Céline Vogrig est interne en 7e semestre de radiologie. Avant le début de l’épidémie, elle était affectée dans le service d’imagerie Guilloz du professeur Alain Blum à l’hôpital central à Nancy. Ce service a au moins 50 % de son activité orientée vers l’ambulatoire, ainsi l’équipe a observé dès les premières mesures de confinement une baisse significative du nombre d’examen réalisé avec essentiellement une activité orientée vers le service des urgences. Avant le début de la crise sanitaire, ce sont 12 internes qui étaient affiliés dans ce service or la baisse d’activité ne nécessitait de mobiliser que 4 internes par jour.
Ainsi, dans ces conditions et devant l’appel à la mobilisation générale lancé par l’ISNI et l’AMIN, Céline s’est portée volontaire pour aider l’hôpital Bel Air de Thionville qui se trouvait en plein cœur de l’épidémie avec des ressources humaines très limitées.
Pouvez-vous nous raconter le déroulé de vos journées ?
J’ai été affecté à une unité de Covid dite de « post cohorting ». Il s’agissait de prendre en charge des patients ayant une infection avérée par le Coronavirus suffisamment grave pour nécessiter une surveillance en secteur hospitalier mais ne nécessitant toutefois pas de soin intensif de type réanimation.
J’y ai travaillé pendant 3 semaines consécutives. Nous étions 6 internes à tourner dans ce service, regroupant 22 patients, de jour comme de nuit en plus de nos gardes effectuées dans nos services initiaux, pour ma part dans les services de radiologie à l’hôpital central et à l’hôpital d’enfant à Nancy.
La journée, il s’agissait de prendre en charge les 22 patients du service comme dans un service conventionnel. Nous étions chargés d’effectuer les entrées des patients, de réévaluer certains traitements et surtout de les surveiller sur le plan respiratoire et de prendre en charge leurs décompensations car les personnes hospitalisées étaient pour la plupart des personnes fragiles avec de multiples antécédents médicaux. La difficulté majeure à laquelle nous devions faire face était la communication avec les familles, pour la plupart très inquiètes, qui ne pouvaient pas rendre visites à leurs proches hospitalisés et très demandeuses d’information, avec des réponses que nous n’avions pas toujours face à ce virus que nous découvrions aussi.
La nuit nous étions seuls de garde avec un médecin sénior pour l’ensemble des patients dits « Covid de l'hôpital » soit un total de 3 services de 20 à 25 patients chacun. Il s’agissait alors essentiellement d’effectuer des entrées quand nous avions de la place et de gérer les urgences, souvent nombreuses car les patients étaient pour la plupart très instables et précaires sur le plan respiratoire.
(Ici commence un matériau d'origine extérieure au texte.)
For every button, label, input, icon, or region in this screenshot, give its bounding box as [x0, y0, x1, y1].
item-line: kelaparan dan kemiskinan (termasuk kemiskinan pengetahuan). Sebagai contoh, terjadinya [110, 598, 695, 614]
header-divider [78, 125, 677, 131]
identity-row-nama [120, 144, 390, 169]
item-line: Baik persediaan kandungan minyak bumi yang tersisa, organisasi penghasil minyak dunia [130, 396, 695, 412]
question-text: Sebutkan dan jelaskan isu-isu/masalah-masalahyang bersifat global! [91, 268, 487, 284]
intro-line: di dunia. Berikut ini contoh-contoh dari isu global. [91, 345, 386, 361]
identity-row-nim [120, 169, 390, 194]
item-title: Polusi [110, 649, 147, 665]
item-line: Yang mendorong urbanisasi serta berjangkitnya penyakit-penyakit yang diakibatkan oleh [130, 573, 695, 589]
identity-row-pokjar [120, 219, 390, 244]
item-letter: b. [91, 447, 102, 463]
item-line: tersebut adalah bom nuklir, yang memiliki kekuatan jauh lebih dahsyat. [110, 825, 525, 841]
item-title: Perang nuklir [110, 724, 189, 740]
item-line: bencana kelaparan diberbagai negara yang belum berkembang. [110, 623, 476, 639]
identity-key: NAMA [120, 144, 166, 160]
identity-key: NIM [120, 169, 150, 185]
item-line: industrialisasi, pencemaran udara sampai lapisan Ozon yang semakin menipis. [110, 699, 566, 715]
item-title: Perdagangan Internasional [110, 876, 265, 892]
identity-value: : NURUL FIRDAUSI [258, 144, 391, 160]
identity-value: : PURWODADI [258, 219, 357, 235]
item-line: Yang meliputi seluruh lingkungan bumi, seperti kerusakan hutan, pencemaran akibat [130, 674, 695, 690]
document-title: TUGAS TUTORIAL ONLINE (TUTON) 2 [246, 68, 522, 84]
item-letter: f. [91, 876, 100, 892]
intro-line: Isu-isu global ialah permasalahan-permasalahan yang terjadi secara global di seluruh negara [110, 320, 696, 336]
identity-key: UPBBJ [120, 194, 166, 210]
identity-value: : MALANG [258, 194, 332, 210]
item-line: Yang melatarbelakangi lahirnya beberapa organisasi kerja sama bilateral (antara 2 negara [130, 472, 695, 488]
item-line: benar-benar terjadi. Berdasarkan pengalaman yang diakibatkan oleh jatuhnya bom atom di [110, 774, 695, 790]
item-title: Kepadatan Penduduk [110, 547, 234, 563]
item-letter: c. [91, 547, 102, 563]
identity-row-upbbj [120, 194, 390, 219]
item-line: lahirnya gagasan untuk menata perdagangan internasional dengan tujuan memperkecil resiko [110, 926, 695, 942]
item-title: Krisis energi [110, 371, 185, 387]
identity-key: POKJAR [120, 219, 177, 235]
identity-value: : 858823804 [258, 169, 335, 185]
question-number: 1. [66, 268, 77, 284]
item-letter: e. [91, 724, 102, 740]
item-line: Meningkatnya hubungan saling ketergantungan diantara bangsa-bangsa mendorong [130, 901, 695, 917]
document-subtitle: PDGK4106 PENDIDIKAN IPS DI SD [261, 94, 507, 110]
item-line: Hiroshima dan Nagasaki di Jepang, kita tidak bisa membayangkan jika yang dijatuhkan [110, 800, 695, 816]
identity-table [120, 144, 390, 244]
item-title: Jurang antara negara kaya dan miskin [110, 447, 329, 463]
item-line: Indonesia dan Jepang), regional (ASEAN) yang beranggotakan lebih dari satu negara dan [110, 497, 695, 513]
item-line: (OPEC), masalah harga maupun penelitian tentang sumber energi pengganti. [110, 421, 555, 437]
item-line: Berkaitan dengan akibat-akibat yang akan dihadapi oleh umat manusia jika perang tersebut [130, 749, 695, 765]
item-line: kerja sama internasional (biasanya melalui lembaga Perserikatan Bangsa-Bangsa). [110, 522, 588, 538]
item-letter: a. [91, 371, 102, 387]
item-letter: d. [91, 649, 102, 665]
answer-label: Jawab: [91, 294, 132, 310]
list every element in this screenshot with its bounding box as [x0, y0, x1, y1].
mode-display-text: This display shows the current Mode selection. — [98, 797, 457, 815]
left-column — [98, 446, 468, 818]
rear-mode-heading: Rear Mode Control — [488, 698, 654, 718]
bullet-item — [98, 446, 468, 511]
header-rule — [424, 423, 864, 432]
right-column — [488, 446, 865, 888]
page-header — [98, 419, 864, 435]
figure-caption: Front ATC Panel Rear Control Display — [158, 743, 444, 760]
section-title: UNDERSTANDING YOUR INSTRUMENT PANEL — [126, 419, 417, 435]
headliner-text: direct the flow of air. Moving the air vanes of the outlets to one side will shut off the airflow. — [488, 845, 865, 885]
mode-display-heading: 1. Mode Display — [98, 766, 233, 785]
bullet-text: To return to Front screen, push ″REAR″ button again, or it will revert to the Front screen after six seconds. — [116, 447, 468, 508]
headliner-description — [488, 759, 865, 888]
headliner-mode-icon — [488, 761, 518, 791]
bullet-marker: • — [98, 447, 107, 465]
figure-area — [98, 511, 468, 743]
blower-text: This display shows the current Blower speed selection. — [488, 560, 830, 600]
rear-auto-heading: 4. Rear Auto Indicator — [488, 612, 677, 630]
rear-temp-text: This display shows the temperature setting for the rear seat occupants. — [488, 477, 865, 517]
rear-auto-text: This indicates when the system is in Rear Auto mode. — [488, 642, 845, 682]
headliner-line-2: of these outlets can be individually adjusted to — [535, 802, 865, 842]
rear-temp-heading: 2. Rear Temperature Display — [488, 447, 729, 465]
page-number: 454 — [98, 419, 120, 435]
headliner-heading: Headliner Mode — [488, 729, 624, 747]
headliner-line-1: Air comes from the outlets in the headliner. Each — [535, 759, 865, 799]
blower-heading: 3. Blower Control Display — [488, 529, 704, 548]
Comment cette expérience a-t-elle pu vous transformer ?
Ces 3 semaines passées au cœur de l’épidémie ont été éprouvantes aussi bien physiquement (avec un enchainement de nombreuses gardes) que moralement.
Nous étions plutôt démunis et paradoxalement passifs dans le soin face à cette épidémie avec peu de ressource thérapeutique efficace hormis la mise en place d’une oxygénothérapie.
Nous avons également dû faire face à un nombre considérable de décès. Un matin lors de la visite j’ai constaté 3 décès dans des chambres successives qui été survenus en fin de nuit. Je n’ai pas une grande expérience des services médicaux du fait de ma spécialité (radiologie) et j’ai été très marqué par cette proximité immédiate avec la mort.
Néanmoins, au sein du chaos, j’ai observé une grande capacité d’adaptation de notre système de santé avec beaucoup d’entraide et de bienveillance de la part du personnel soignant aussi bien médical que paramédical avec une grande adaptation de chacun venant pourtant d’horizons bien différents et ne se connaissant pas pour la plupart (interne de radiologie ou d’endocrinologie, médecin sénior chirurgien ou dermatologue, aidesoignante de bloc opératoire, infirmière de consultation…).
Personnellement, comment allez-vous ?
Même si cela a été difficile, je suis heureuse d’avoir pu apporter ma pierre à l’édifice et d’avoir pu aider à mon échelle à faire face à cette épidémie.
Malheureusement, comme beaucoup de personnels soignants et malgré toutes les précautions prises dans le service je suis tombée malade et j’ai été testée positive au Covid 19, heureusement rien de grave, seulement une perte du goût et de l’odorat, mais dans ces conditions je suis confinée chez moi et astreinte à quelques jours de repos.